JEDDAH – The Saudi women do not need the permission of a male guardian to start their own business, according to the Ministry of Commerce and Investment.
“No need for a guardian’s permission. Saudi women are free to start their own business freely,” ministry spokesperson Abdul Rahman Al-Hussein tweeted on Thursday using an Arabic hashtag that translates as #No_Need.
The #No_Need campaign is an initiative of Taysir, which aims to streamline the necessary procedures to establish a new business.
There is no longer any need to visit a notary to document the founding of a company. The Abshir system means this can all be done electronically.
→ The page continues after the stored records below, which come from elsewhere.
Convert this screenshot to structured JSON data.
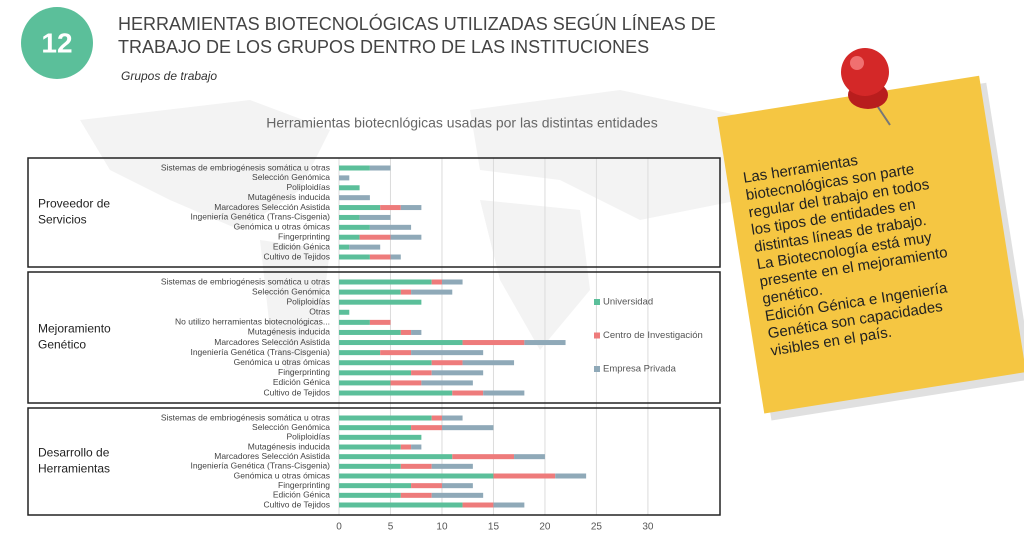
{
  "header": {
    "number": "12",
    "title": [
      "HERRAMIENTAS BIOTECNOLÓGICAS UTILIZADAS SEGÚN LÍNEAS DE",
      "TRABAJO DE LOS GRUPOS DENTRO DE LAS INSTITUCIONES"
    ],
    "subtitle": "Grupos de trabajo"
  },
  "note": {
    "lines": [
      "Las herramientas",
      "biotecnológicas son parte",
      "regular del trabajo en todos",
      "los tipos de entidades en",
      "distintas líneas de trabajo.",
      "La Biotecnología está muy",
      "presente en el mejoramiento",
      "genético.",
      "Edición Génica e Ingeniería",
      "Genética son capacidades",
      "visibles en el país."
    ]
  },
  "chart_data": {
    "type": "bar",
    "orientation": "horizontal",
    "stacked": true,
    "title": "Herramientas biotecnlógicas usadas por las distintas entidades",
    "groups": [
      {
        "label": [
          "Proveedor de",
          "Servicios"
        ],
        "categories": [
          "Sistemas de embriogénesis somática u otras",
          "Selección Genómica",
          "Poliploidías",
          "Mutagénesis inducida",
          "Marcadores Selección Asistida",
          "Ingeniería Genética (Trans-Cisgenia)",
          "Genómica u otras ómicas",
          "Fingerprinting",
          "Edición Génica",
          "Cultivo de Tejidos"
        ]
      },
      {
        "label": [
          "Mejoramiento",
          "Genético"
        ],
        "categories": [
          "Sistemas de embriogénesis somática u otras",
          "Selección Genómica",
          "Poliploidías",
          "Otras",
          "No utilizo herramientas biotecnológicas...",
          "Mutagénesis inducida",
          "Marcadores Selección Asistida",
          "Ingeniería Genética (Trans-Cisgenia)",
          "Genómica u otras ómicas",
          "Fingerprinting",
          "Edición Génica",
          "Cultivo de Tejidos"
        ]
      },
      {
        "label": [
          "Desarrollo de",
          "Herramientas"
        ],
        "categories": [
          "Sistemas de embriogénesis somática u otras",
          "Selección Genómica",
          "Poliploidías",
          "Mutagénesis inducida",
          "Marcadores Selección Asistida",
          "Ingeniería Genética (Trans-Cisgenia)",
          "Genómica u otras ómicas",
          "Fingerprinting",
          "Edición Génica",
          "Cultivo de Tejidos"
        ]
      }
    ],
    "series": [
      {
        "name": "Universidad",
        "color": "#5bbf9a",
        "values": [
          [
            3,
            0,
            2,
            0,
            4,
            2,
            3,
            2,
            1,
            3
          ],
          [
            9,
            6,
            8,
            1,
            3,
            6,
            12,
            4,
            9,
            7,
            5,
            11
          ],
          [
            9,
            7,
            8,
            6,
            11,
            6,
            15,
            7,
            6,
            12
          ]
        ]
      },
      {
        "name": "Centro de Investigación",
        "color": "#ee7b7b",
        "values": [
          [
            0,
            0,
            0,
            0,
            2,
            0,
            0,
            3,
            0,
            2
          ],
          [
            1,
            1,
            0,
            0,
            2,
            1,
            6,
            3,
            3,
            2,
            3,
            3
          ],
          [
            1,
            3,
            0,
            1,
            6,
            3,
            6,
            3,
            3,
            3
          ]
        ]
      },
      {
        "name": "Empresa Privada",
        "color": "#8fa9b8",
        "values": [
          [
            2,
            1,
            0,
            3,
            2,
            3,
            4,
            3,
            3,
            1
          ],
          [
            2,
            4,
            0,
            0,
            0,
            1,
            4,
            7,
            5,
            5,
            5,
            4
          ],
          [
            2,
            5,
            0,
            1,
            3,
            4,
            3,
            3,
            5,
            3
          ]
        ]
      }
    ],
    "xlim": [
      0,
      37
    ],
    "xticks": [
      0,
      5,
      10,
      15,
      20,
      25,
      30
    ],
    "grid": true
  }
}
Saudi women will no longer face more obstacles than a man does to establish their own business and government agencies will no longer require the consent of a guardian for a woman to complete the necessary procedures.
Al-Hussein told Arab News: “Women can practice all their commercial transactions in the Ministry of Commerce and Investment without a guardian or a notary.”
Nojood Al-Qassim, head of the Department of Personal Status, Family Legacies and Women’s and Children’s Rights, pointed out that this latest step toward the empowerment of Saudi women is in line with the government’s overall development drive.
“One of the directives of Vision 2030 is to activate the role of Saudi women in society and to give them their full rights and the rights guaranteed by Shariah,” she told Arab News.
Dima Al-Shareef, a Saudi law consultant, said: “I believe this new approach will open the door to (women) in our homeland to highlight their talents and ideas and translate them into a realistic business with a worthy financial return.”
She added: “We are witnessing a new era in the empowerment of Saudi women, in the commercial sphere in particular.”
The Kingdom has also opened 140 positions for women at airports and border crossings, a historic first that the government said drew 107,000 female applicants.
Crown Prince Mohammed bin Salman, the powerful heir to the Saudi throne, has been leading the drive to expand the role of women in the workforce in recent months.
His father, King Salman, in September, approved the end of a decades-long ban on driving, which goes into effect in June.
The 32-year-old prince pledged a “moderate, open” Saudi Arabia in October, breaking with ultra-conservative clerics in favour of an image catering to foreign investors and Saudi youth.
Prince Mohammed is widely seen as the chief architect behind Saudi Arabia’s “Vision 2030” reform programme, which seeks to elevate the percentage of women in the workforce from 22 percent to nearly one-third.